Metro Vancouver’s housing market had a strong start in March – until concerns about the COVID-19 outbreak took hold across the country.
Residential home sales in the region totaled 2,524 in March, according to the Real Estate Board of Greater Vancouver, a 46.1 per cent increase from March of last year which saw 1,727 home sales. It was also a 17.4 per cent increase from the 2,150 homes that were sold in February of this year.
“The first two weeks of the month were the busiest days of the year for our region with heightened demand and multiple offers becoming more common,” noted Real Estate Board of Greater Vancouver president Ashley Smith.
“Like other aspects of our lives, this changed as concerns over the COVID-19 situation in our province grew.”
Maple Ridge real estate agent, Ralph Telep, said there is no urgency right now in the market.
“There’s still activity and showings and so on, but the people aren’t buying,” he said.
And it is not just the COVID-19 pandemic that is holding buyers and sellers back, said Telep. He also believes it is the mortgage stress test, which requires banks to check that borrowers can still make mortgage payments at a higher rate than what is actually required.
A lot of people selling their homes already have mortgages that they are paying off, explained Telep.
However, they can’t qualify for a new mortgage under the stress test rules, he said.
There were 138 daily residential sales on average in the first ten business days of the month, according to the REBGV. In the final ten business days of the month, the daily average declined to 93 sales.
More time will be needed to understand what impact the pandemic is having on the housing market, said Smith.
“Many of the sales recorded in March were in process before the provincial government declared a state of emergency,” she noted, adding that many people are choosing to put their home buying and selling plans on hold for now.
Others, though, have more urgent housing needs.
“Realtors were named among the province’s list of essential services last week,” Smith said.

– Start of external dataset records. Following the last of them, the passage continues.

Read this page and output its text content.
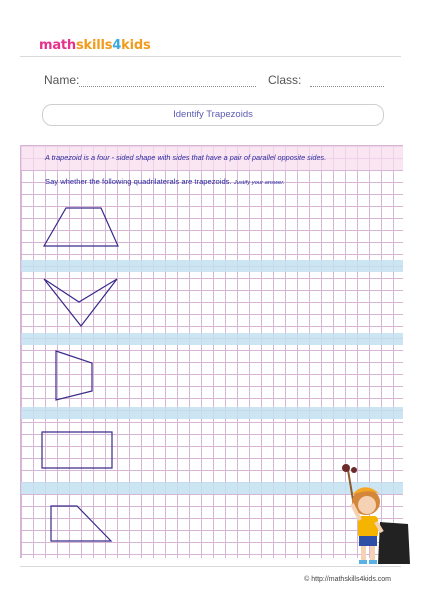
mathskills4kids
Name:	Class:
Identify Trapezoids
A trapezoid is a four - sided shape with sides that have a pair of parallel opposite sides.
Say whether the following quadrilaterals are trapezoids. Justify your answer.
© http://mathskills4kids.com
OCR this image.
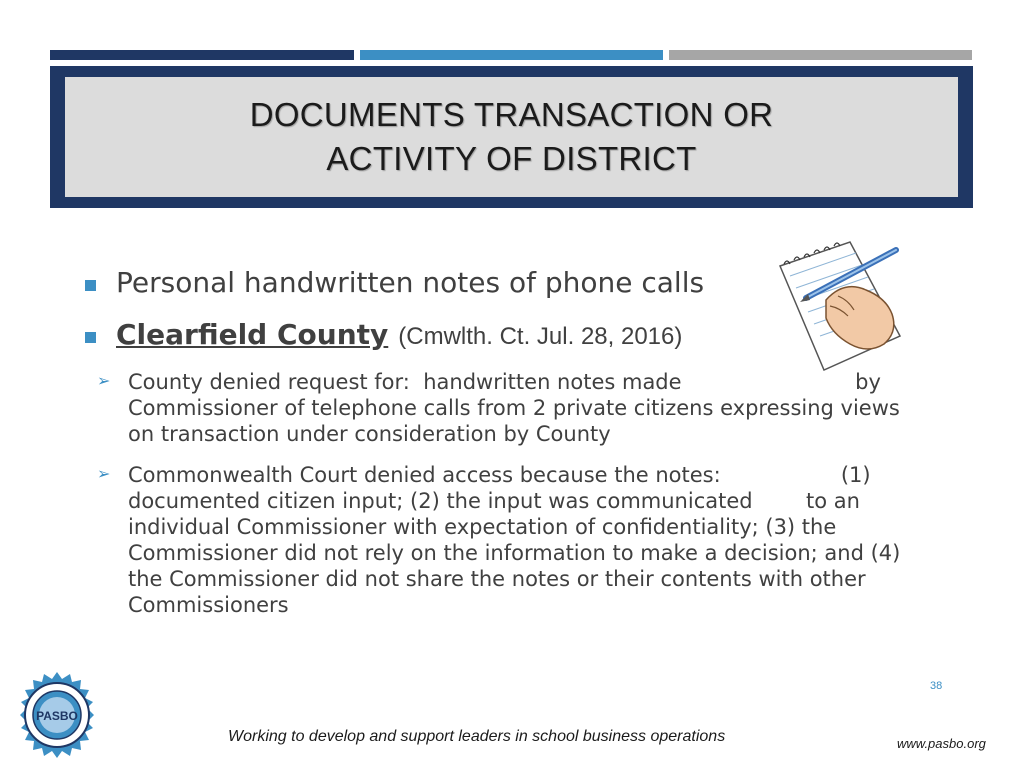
DOCUMENTS TRANSACTION OR
ACTIVITY OF DISTRICT
Personal handwritten notes of phone calls
Clearfield County (Cmwlth. Ct. Jul. 28, 2016)
➢ County denied request for:  handwritten notes made                          by
Commissioner of telephone calls from 2 private citizens expressing views
on transaction under consideration by County
➢ Commonwealth Court denied access because the notes:                  (1)
documented citizen input; (2) the input was communicated        to an
individual Commissioner with expectation of confidentiality; (3) the
Commissioner did not rely on the information to make a decision; and (4)
the Commissioner did not share the notes or their contents with other
Commissioners
PASBO
38
Working to develop and support leaders in school business operations	www.pasbo.org
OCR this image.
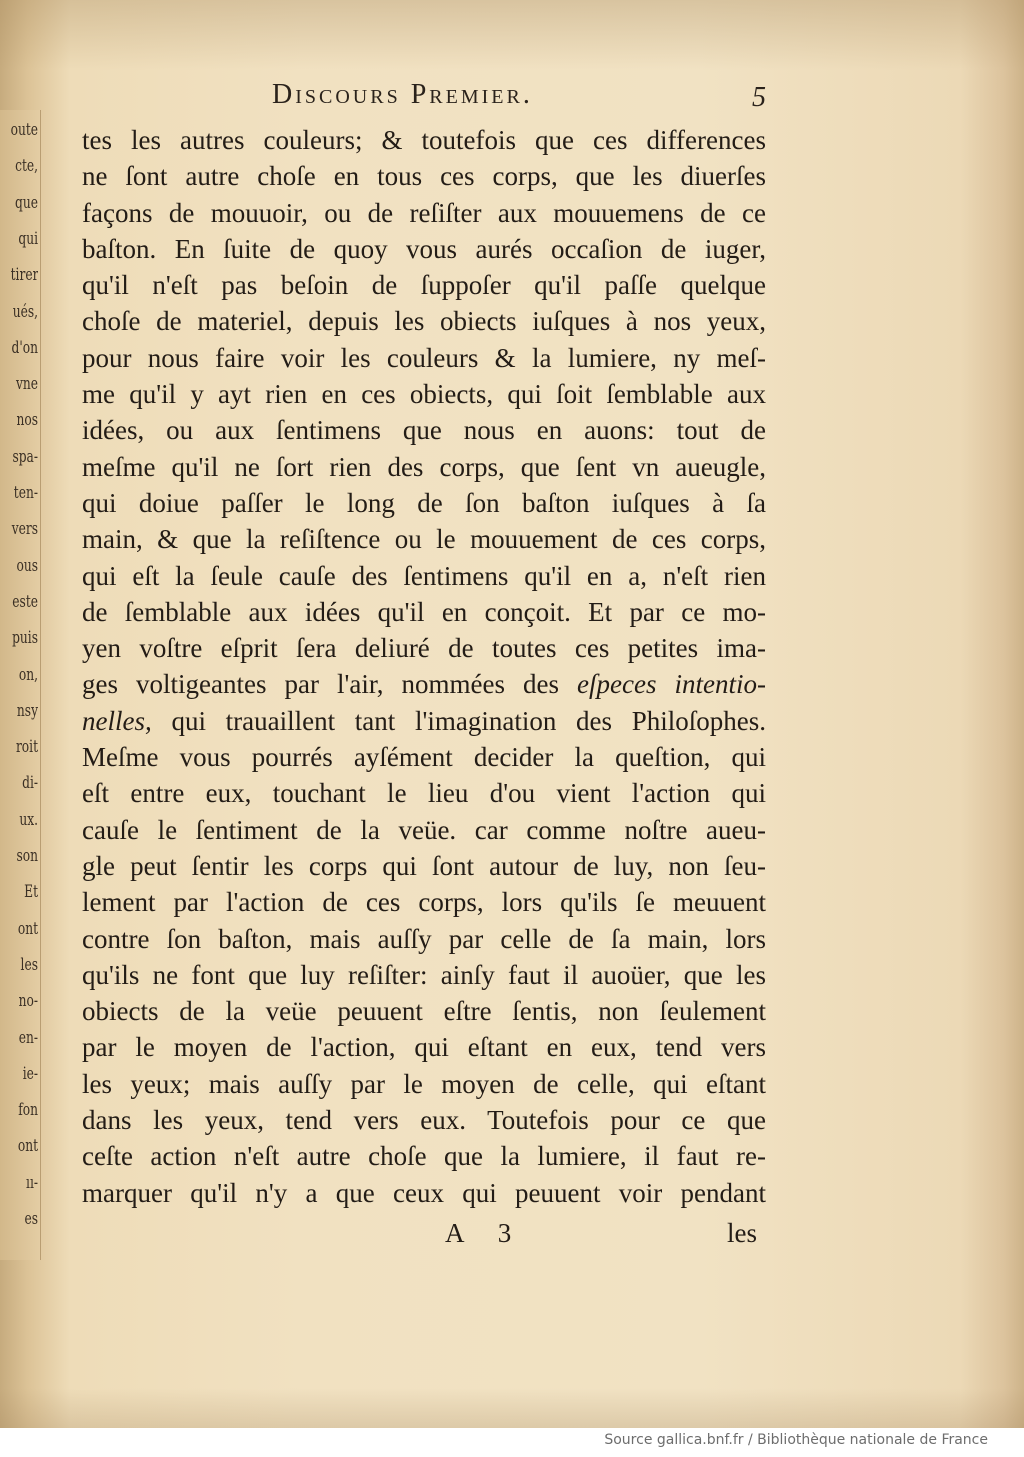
oute
cte,
que
qui
tirer
ués,
d'on
vne
nos
spa-
ten-
vers
ous
este
puis
on,
nsy
roit
di-
ux.
son
Et
ont
les
no-
en-
ie-
fon
ont
ıı-
es
Discours Premier.	5
tes les autres couleurs; & toutefois que ces differences
ne ſont autre choſe en tous ces corps, que les diuerſes
façons de mouuoir, ou de reſiſter aux mouuemens de ce
baſton. En ſuite de quoy vous aurés occaſion de iuger,
qu'il n'eſt pas beſoin de ſuppoſer qu'il paſſe quelque
choſe de materiel, depuis les obiects iuſques à nos yeux,
pour nous faire voir les couleurs & la lumiere, ny meſ-
me qu'il y ayt rien en ces obiects, qui ſoit ſemblable aux
idées, ou aux ſentimens que nous en auons: tout de
meſme qu'il ne ſort rien des corps, que ſent vn aueugle,
qui doiue paſſer le long de ſon baſton iuſques à ſa
main, & que la reſiſtence ou le mouuement de ces corps,
qui eſt la ſeule cauſe des ſentimens qu'il en a, n'eſt rien
de ſemblable aux idées qu'il en conçoit. Et par ce mo-
yen voſtre eſprit ſera deliuré de toutes ces petites ima-
ges voltigeantes par l'air, nommées des eſpeces intentio-
nelles, qui trauaillent tant l'imagination des Philoſophes.
Meſme vous pourrés ayſément decider la queſtion, qui
eſt entre eux, touchant le lieu d'ou vient l'action qui
cauſe le ſentiment de la veüe. car comme noſtre aueu-
gle peut ſentir les corps qui ſont autour de luy, non ſeu-
lement par l'action de ces corps, lors qu'ils ſe meuuent
contre ſon baſton, mais auſſy par celle de ſa main, lors
qu'ils ne font que luy reſiſter: ainſy faut il auoüer, que les
obiects de la veüe peuuent eſtre ſentis, non ſeulement
par le moyen de l'action, qui eſtant en eux, tend vers
les yeux; mais auſſy par le moyen de celle, qui eſtant
dans les yeux, tend vers eux. Toutefois pour ce que
ceſte action n'eſt autre choſe que la lumiere, il faut re-
marquer qu'il n'y a que ceux qui peuuent voir pendant
A 3	les
Source gallica.bnf.fr / Bibliothèque nationale de France
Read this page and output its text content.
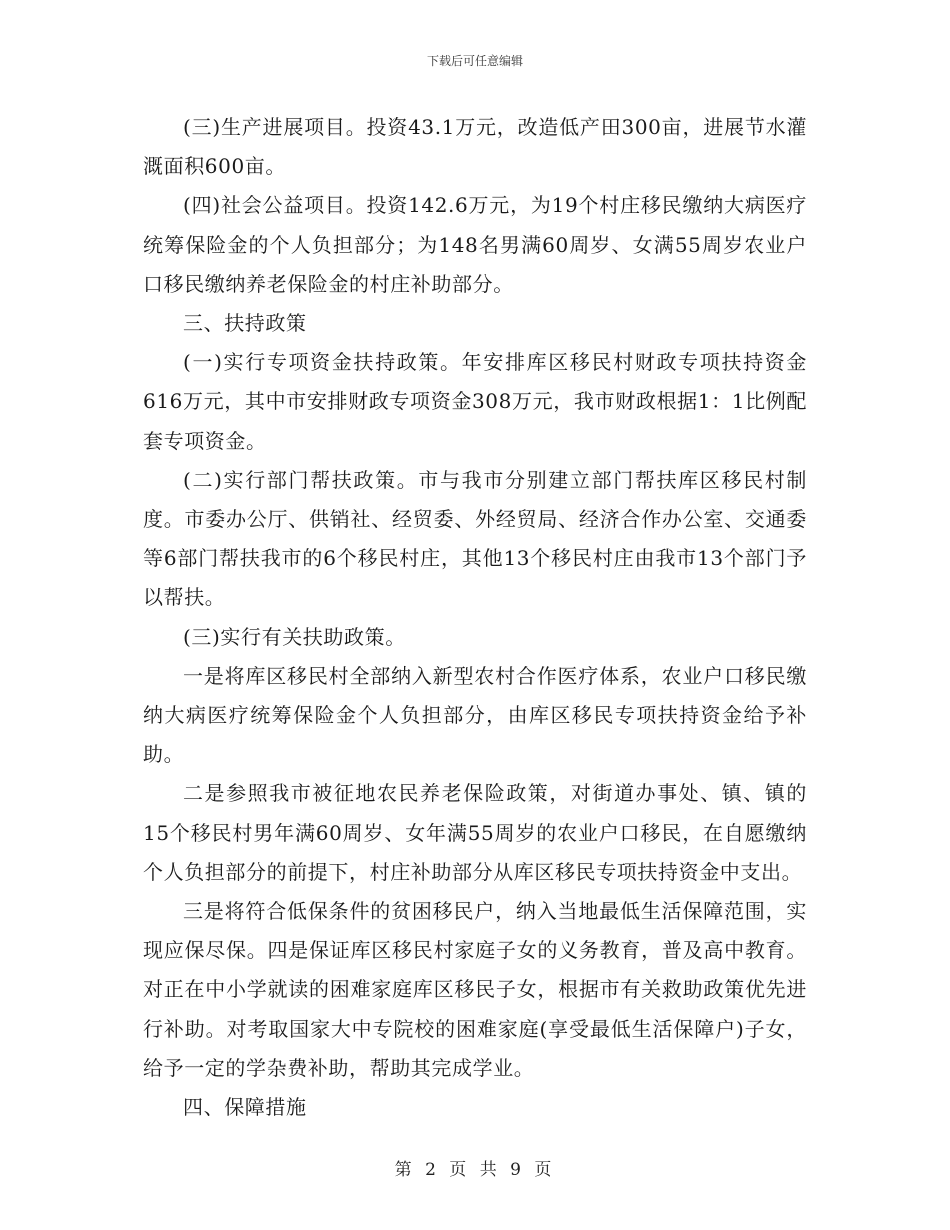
下载后可任意编辑

(三)生产进展项目。投资43.1万元，改造低产田300亩，进展节水灌溉面积600亩。

(四)社会公益项目。投资142.6万元，为19个村庄移民缴纳大病医疗统筹保险金的个人负担部分；为148名男满60周岁、女满55周岁农业户口移民缴纳养老保险金的村庄补助部分。

三、扶持政策

(一)实行专项资金扶持政策。年安排库区移民村财政专项扶持资金616万元，其中市安排财政专项资金308万元，我市财政根据1：1比例配套专项资金。

(二)实行部门帮扶政策。市与我市分别建立部门帮扶库区移民村制度。市委办公厅、供销社、经贸委、外经贸局、经济合作办公室、交通委等6部门帮扶我市的6个移民村庄，其他13个移民村庄由我市13个部门予以帮扶。

(三)实行有关扶助政策。

一是将库区移民村全部纳入新型农村合作医疗体系，农业户口移民缴纳大病医疗统筹保险金个人负担部分，由库区移民专项扶持资金给予补助。

二是参照我市被征地农民养老保险政策，对街道办事处、镇、镇的15个移民村男年满60周岁、女年满55周岁的农业户口移民，在自愿缴纳个人负担部分的前提下，村庄补助部分从库区移民专项扶持资金中支出。

三是将符合低保条件的贫困移民户，纳入当地最低生活保障范围，实现应保尽保。四是保证库区移民村家庭子女的义务教育，普及高中教育。对正在中小学就读的困难家庭库区移民子女，根据市有关救助政策优先进行补助。对考取国家大中专院校的困难家庭(享受最低生活保障户)子女，给予一定的学杂费补助，帮助其完成学业。

四、保障措施

第 2 页 共 9 页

“This means that we have a responsibility to do what we can to help residents meet their housing and shelter needs while strictly following the most up-to-date public health orders and physical distancing requirements from our health officials and government agencies.”
Telep, though, is confident the market in the province is going to rebound quickly.
Recently he put up a listing on the west side of Maple Ridge and one of the offers he received was $40,000 over asking and the other was $53,000 over asking.
“If you have something and it’s priced decent, it sells, believe me,” said Telep.
“The world isn’t coming to an end,” added Telep.
“British Columbia is going to recover faster than anybody.”